API will release its weekly data at 4:30 PM ET Tuesday, with the Energy Information Administration set to issue its report 10:30 AM ET Wednesday.
Iran's threat to disrupt traffic through the Strait of Hormuz, a critical waterway for oil transport between Iran and Saudi Arabia, also lent upside price support. Analysts said a disruption would threaten the movement of about 30% of current global oil traffic.
The heightening hostility comes ahead of U.S. sanctions set to take effect Nov. 4, with the previous round of U.S. sanctions from 2012 to 2015 cutting about 1.2 million bpd of Iranian oil exports while damaging Iran's economy.
Iranian crude exports dropped by 230,000 bpd in June from May, according to the International Energy Agency.
Countering lost Iranian supply is a gradual recovery in oil exports from Libya, which tumbled in June amid civil war.
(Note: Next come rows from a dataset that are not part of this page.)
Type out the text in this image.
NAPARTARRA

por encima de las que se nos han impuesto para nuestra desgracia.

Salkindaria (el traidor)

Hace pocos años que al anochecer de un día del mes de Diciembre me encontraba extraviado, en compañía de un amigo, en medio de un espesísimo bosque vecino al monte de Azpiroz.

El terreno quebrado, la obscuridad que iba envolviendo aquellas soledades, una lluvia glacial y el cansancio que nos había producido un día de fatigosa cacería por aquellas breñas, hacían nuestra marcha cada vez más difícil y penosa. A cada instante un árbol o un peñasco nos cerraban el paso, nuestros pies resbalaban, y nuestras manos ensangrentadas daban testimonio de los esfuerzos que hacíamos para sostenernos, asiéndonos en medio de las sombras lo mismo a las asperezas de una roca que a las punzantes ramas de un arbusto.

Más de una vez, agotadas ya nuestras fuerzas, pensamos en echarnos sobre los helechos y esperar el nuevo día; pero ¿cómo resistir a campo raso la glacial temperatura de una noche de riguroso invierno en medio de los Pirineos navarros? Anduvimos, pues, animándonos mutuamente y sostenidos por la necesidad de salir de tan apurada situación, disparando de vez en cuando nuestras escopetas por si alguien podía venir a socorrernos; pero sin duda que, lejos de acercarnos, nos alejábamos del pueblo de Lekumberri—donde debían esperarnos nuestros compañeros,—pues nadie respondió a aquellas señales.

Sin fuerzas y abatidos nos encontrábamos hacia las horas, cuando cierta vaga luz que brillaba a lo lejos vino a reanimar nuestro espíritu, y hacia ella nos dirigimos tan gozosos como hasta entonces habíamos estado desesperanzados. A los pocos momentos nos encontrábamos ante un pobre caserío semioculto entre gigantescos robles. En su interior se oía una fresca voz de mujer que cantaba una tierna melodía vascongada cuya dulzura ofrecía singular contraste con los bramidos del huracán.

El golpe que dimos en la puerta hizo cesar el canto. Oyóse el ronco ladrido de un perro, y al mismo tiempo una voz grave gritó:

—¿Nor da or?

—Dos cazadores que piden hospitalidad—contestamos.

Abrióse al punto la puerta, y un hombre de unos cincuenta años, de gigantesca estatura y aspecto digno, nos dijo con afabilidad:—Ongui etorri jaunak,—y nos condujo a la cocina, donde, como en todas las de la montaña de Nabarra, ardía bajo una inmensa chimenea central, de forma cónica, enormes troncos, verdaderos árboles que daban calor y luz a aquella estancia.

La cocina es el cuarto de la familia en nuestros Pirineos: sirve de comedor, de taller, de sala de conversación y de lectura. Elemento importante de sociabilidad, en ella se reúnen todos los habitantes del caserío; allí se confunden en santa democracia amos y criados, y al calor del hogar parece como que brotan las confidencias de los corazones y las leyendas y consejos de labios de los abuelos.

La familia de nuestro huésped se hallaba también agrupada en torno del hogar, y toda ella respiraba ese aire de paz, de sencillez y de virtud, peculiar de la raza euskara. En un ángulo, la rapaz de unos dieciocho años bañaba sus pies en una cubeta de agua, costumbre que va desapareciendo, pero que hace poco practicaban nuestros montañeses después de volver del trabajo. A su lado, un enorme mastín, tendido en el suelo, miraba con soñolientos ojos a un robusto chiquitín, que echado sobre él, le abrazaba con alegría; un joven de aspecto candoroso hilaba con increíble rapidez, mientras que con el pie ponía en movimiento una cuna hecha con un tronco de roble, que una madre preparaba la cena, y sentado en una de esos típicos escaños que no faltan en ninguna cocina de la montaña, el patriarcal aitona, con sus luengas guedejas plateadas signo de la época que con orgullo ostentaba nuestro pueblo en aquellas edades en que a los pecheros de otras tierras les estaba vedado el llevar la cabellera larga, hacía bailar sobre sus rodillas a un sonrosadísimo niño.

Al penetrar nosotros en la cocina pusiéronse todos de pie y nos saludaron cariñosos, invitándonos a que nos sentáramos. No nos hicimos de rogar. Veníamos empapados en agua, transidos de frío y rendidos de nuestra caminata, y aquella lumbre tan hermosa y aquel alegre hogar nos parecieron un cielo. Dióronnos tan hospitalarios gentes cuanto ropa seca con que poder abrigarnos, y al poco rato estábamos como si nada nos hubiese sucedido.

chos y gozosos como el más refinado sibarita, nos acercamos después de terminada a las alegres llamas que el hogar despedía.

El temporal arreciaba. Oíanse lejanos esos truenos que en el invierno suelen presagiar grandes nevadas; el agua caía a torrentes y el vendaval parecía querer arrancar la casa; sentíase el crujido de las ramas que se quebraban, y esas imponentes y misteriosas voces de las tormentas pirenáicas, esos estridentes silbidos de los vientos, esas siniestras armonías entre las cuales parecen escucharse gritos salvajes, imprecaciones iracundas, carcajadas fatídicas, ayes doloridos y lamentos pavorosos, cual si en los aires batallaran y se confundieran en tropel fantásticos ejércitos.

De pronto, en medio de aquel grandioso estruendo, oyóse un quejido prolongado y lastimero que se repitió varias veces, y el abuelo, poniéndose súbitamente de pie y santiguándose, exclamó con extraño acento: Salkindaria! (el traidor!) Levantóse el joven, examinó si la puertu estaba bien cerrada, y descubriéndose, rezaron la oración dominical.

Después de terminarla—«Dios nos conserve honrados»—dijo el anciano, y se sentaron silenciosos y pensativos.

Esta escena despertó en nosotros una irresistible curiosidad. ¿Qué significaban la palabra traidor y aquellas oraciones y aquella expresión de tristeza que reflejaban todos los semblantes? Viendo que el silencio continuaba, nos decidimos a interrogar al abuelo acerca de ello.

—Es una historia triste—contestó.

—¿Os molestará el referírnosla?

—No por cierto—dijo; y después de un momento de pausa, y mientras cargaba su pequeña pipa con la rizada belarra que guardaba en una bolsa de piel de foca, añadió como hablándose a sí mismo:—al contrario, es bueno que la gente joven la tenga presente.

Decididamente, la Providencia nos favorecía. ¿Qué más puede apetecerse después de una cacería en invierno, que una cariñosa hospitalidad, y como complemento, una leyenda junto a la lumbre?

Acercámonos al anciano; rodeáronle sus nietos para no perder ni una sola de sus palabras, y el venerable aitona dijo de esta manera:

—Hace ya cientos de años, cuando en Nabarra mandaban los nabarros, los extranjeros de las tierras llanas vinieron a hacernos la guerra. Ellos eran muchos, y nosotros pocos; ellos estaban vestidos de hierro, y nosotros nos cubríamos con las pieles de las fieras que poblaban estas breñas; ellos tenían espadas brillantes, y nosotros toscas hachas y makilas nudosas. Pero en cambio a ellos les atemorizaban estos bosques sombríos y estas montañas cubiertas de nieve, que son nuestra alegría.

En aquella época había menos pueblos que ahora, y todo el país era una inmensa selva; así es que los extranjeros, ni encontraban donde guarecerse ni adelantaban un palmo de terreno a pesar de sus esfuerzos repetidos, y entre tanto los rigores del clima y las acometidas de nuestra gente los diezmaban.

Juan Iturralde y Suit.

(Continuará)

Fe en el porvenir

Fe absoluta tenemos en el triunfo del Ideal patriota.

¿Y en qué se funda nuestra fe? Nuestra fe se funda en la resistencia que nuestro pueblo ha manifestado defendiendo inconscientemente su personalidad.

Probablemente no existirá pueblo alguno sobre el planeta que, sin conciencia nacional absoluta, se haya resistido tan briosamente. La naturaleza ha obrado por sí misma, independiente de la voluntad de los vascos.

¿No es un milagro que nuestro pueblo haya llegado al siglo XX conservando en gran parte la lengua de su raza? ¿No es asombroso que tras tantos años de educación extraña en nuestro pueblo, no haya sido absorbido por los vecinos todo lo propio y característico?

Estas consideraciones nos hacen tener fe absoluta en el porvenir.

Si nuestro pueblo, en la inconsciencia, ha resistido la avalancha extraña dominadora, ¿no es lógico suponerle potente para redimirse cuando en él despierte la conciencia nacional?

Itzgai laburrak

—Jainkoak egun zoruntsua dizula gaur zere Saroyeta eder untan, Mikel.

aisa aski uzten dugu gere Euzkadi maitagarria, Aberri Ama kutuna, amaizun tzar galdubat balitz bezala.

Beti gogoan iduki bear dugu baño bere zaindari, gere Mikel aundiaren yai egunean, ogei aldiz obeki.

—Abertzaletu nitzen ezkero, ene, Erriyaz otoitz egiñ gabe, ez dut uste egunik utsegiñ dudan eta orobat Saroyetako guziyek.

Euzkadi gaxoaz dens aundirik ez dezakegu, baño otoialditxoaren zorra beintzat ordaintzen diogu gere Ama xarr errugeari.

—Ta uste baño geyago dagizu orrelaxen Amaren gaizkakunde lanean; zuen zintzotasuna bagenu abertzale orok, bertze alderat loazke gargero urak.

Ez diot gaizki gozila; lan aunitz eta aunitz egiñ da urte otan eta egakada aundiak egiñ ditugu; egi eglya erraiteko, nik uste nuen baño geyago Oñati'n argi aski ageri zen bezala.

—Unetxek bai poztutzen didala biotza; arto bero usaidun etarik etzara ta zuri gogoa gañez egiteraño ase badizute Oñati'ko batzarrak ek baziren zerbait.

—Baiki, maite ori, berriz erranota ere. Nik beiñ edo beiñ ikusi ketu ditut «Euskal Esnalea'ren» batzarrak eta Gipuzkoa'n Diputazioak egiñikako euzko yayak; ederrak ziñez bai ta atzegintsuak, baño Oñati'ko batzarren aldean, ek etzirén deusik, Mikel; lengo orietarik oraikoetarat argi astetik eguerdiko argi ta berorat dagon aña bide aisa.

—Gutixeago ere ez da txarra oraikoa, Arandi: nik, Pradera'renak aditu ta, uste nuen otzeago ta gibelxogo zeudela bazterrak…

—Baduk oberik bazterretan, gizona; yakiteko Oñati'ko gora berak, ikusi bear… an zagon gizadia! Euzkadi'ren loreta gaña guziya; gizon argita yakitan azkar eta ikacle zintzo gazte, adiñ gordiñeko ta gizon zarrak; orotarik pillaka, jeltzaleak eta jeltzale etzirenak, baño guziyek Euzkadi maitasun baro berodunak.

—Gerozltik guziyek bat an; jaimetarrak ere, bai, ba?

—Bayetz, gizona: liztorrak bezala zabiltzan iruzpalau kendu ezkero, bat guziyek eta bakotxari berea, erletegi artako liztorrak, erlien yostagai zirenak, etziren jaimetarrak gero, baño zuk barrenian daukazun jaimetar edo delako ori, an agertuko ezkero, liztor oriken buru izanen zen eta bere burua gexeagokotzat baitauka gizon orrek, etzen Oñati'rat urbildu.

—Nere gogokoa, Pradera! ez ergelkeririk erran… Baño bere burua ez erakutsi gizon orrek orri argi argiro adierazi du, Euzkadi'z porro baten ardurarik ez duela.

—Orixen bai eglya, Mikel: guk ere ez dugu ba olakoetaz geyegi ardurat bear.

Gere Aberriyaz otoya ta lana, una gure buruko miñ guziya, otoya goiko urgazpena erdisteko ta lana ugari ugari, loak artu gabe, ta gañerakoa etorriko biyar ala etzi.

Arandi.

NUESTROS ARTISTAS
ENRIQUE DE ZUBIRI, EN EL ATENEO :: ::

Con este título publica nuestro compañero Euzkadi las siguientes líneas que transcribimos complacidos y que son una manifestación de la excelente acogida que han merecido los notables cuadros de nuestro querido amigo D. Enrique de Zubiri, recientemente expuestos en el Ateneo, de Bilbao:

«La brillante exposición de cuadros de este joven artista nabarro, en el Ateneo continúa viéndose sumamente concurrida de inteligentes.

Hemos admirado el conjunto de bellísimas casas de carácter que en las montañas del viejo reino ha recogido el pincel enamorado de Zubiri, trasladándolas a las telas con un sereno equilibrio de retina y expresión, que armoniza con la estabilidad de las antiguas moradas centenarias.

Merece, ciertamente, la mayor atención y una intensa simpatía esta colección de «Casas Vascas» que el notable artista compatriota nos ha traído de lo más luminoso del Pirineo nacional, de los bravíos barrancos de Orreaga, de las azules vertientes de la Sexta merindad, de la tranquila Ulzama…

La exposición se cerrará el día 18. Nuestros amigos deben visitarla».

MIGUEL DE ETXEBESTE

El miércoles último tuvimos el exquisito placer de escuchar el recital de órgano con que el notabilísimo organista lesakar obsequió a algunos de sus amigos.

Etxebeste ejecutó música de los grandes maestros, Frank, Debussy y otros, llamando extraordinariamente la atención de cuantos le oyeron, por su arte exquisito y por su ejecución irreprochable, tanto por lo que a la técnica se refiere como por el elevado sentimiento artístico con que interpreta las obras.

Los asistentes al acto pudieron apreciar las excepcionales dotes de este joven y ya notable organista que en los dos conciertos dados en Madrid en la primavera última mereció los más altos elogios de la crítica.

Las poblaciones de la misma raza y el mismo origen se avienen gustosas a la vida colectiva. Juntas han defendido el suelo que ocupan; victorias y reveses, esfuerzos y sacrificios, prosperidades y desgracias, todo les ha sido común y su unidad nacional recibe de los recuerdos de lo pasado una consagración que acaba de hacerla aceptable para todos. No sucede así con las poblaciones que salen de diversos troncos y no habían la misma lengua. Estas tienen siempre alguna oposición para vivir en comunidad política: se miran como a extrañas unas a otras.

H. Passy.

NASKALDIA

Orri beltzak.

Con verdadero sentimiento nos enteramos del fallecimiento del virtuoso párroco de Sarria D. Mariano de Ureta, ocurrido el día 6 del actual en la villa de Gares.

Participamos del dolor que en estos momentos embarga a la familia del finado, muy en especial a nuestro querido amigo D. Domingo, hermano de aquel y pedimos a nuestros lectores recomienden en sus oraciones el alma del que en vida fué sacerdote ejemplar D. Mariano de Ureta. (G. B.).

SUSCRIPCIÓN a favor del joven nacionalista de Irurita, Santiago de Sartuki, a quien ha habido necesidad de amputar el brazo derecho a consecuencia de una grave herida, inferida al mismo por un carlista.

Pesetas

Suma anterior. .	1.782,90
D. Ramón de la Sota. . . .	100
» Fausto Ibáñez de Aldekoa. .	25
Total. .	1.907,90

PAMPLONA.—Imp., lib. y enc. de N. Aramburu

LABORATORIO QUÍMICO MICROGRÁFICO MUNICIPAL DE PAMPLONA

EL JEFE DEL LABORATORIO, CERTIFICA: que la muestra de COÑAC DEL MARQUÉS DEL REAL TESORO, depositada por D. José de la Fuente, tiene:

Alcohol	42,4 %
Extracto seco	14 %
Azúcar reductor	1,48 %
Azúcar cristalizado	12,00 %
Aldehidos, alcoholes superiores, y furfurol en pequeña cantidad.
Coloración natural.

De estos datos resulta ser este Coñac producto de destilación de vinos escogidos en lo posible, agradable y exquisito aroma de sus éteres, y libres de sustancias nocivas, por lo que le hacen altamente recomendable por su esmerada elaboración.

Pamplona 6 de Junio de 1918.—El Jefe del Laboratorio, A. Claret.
Oil production at Libya's Waha field rose to 130,000 bpd from 100,000 bpd last week as loading resumed at Es Sider port, analysts said. Shut-in oil has also began to flow from the North Sea following last week's oil worker strike in Norway.
Saudi Arabia, which previously said it would ramp up production to nearly 11.0 million bpd this month, has said there's no need for the added supply, maintaining production at the June rate of 10.5 million bpd this month. Brent crude futures recent move into contango after nearly 11 months of backwardation supports the Saudis' analysis.